Family Guy, on the other hand, utilizes similar lowbrow references on present-day controversial topics, but without much of an underlying purpose. Instead of engaging its viewers, it appears that the shows only goal is to make them laugh. Each episode is filled with “potty” mouth humor and too much time spent on irrelevant scenes of characters continuous blinking to fight sequences giant chickens. As for social and political commentary, Family Guy’s idea of “satire” does more to just poke fun and mock serious social and political issues, without a wider purpose. Making fun of political figures is an important facet of satire. It is used as a tool to entertain and is “an important form of political and social commentary” (Protection for Satire and Parody). In Family Guy episodes, the jokes seemed to target those in the public eye for the purpose to poke fun, than to make a point. A prime example of this is in season 9, episode 14 “Tiegs for Two”, when they make fun of Michael J. Fox for his incurable medical condition. This type of humor in no way matches the criteria for what satire and parody intend to accomplish. Satire is more often than not offensive, but its overall purpose is to make a positive impact and bring an issue to life in an entertaining, and it seems that Family Guy does little too accomplish this. Each episode seems to attempt at to effectively comment on current social or political issues, but there is never any sort of resolution.
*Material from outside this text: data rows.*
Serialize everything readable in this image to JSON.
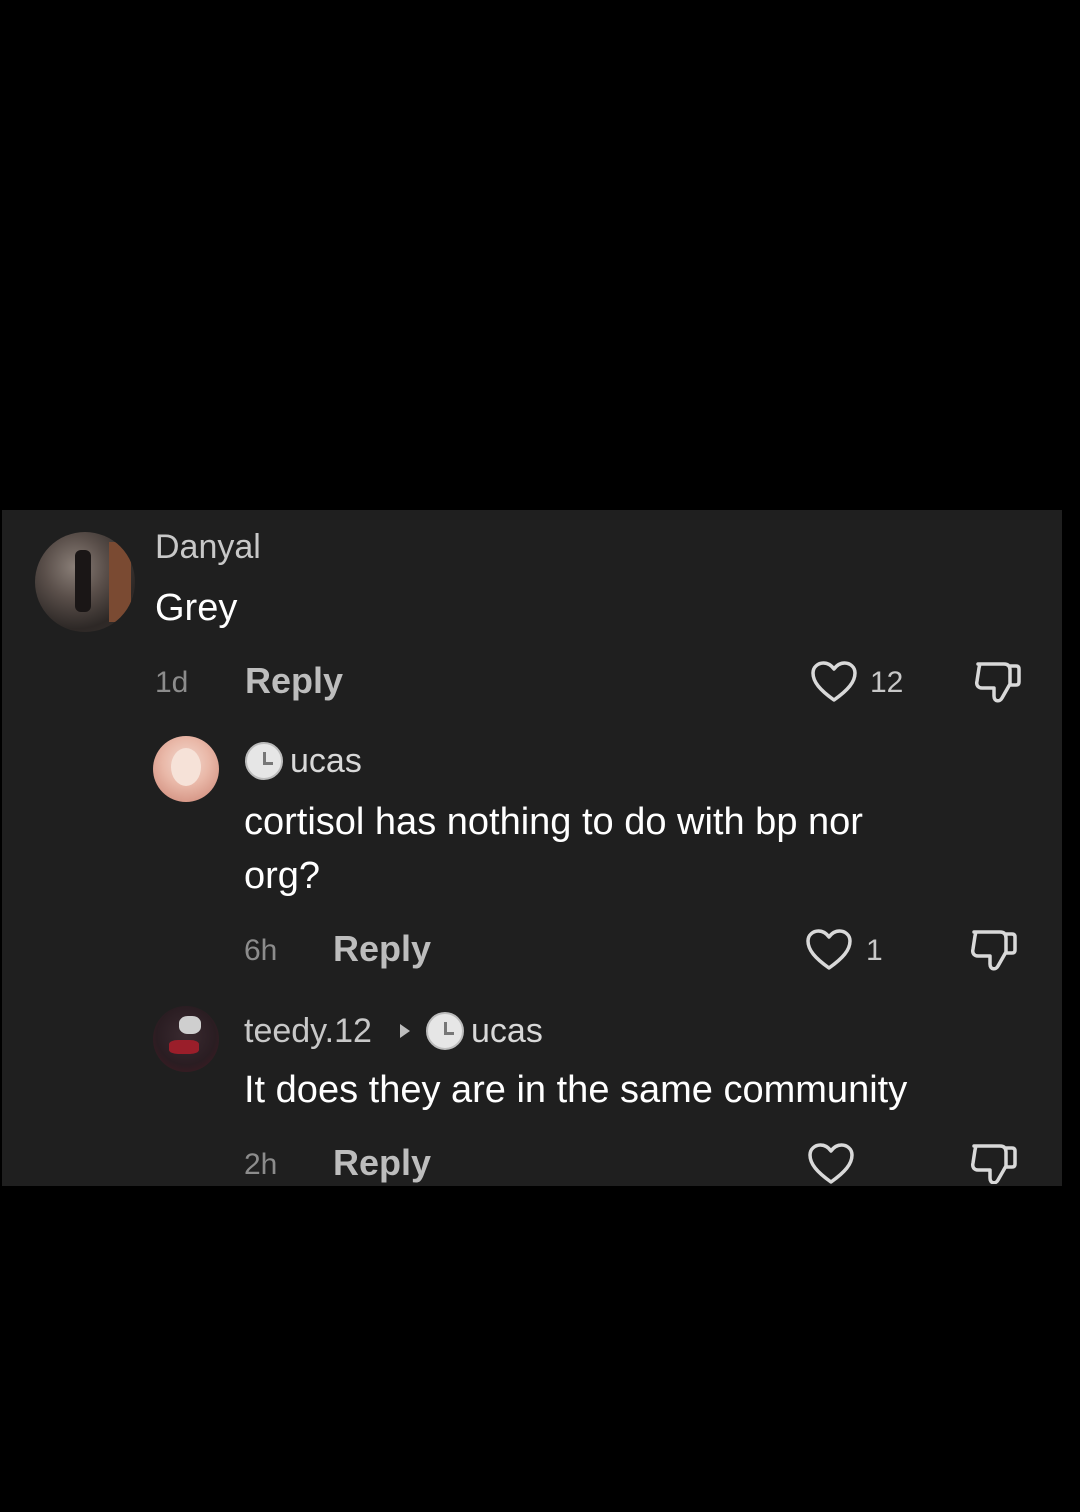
{
  "comments": [
    {
      "username": "Danyal",
      "text": "Grey",
      "time": "1d",
      "reply_label": "Reply",
      "likes": "12"
    },
    {
      "username": "ucas",
      "text_line1": "cortisol has nothing to do with bp nor",
      "text_line2": "org?",
      "time": "6h",
      "reply_label": "Reply",
      "likes": "1"
    },
    {
      "username": "teedy.12",
      "reply_to": "ucas",
      "text": "It does they are in the same community",
      "time": "2h",
      "reply_label": "Reply",
      "likes": ""
    }
  ],
  "colors": {
    "page_background": "#000000",
    "panel_background": "#1f1f1f",
    "text_primary": "#ffffff",
    "text_secondary": "#8c8c8c"
  },
  "icons": [
    "heart-icon",
    "dislike-icon",
    "clock-icon",
    "caret-right-icon"
  ]
}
Satire is an important form of political and social commentary, and is found more and more frequently in entertainment today. Our cultures idea of what is humorous is constantly changing, and with that, so does the satirical content of such programs. South Park is a more relevant version of The Simpsons. It took the critical tone of The Simpsons and made it more extreme. If it has not already, The Simpsons long run and popularity will eventually becomes its enemy. With an ever-changing idea of what is considered funny and entertaining, The Simpsons once controversial and edgy form of animated satire has become outdated. Critics seem to agree that after 10 years and over 500 episodes, “there's simply no new ground left to cover” (Clough).
Although The Simpsons will forever be considered a legendary piece of entertainment history, it has already given way to his rivals. Family Guy has been nominated for a couple different awards, and is considered to be more entertaining by most audiences, especially the younger generations. But when the argument is over which text is a better example of culture influencing satire, The Simpsons wins without contest with its use of satire to effectively engaging in social and political issues, while still entertaining its audience.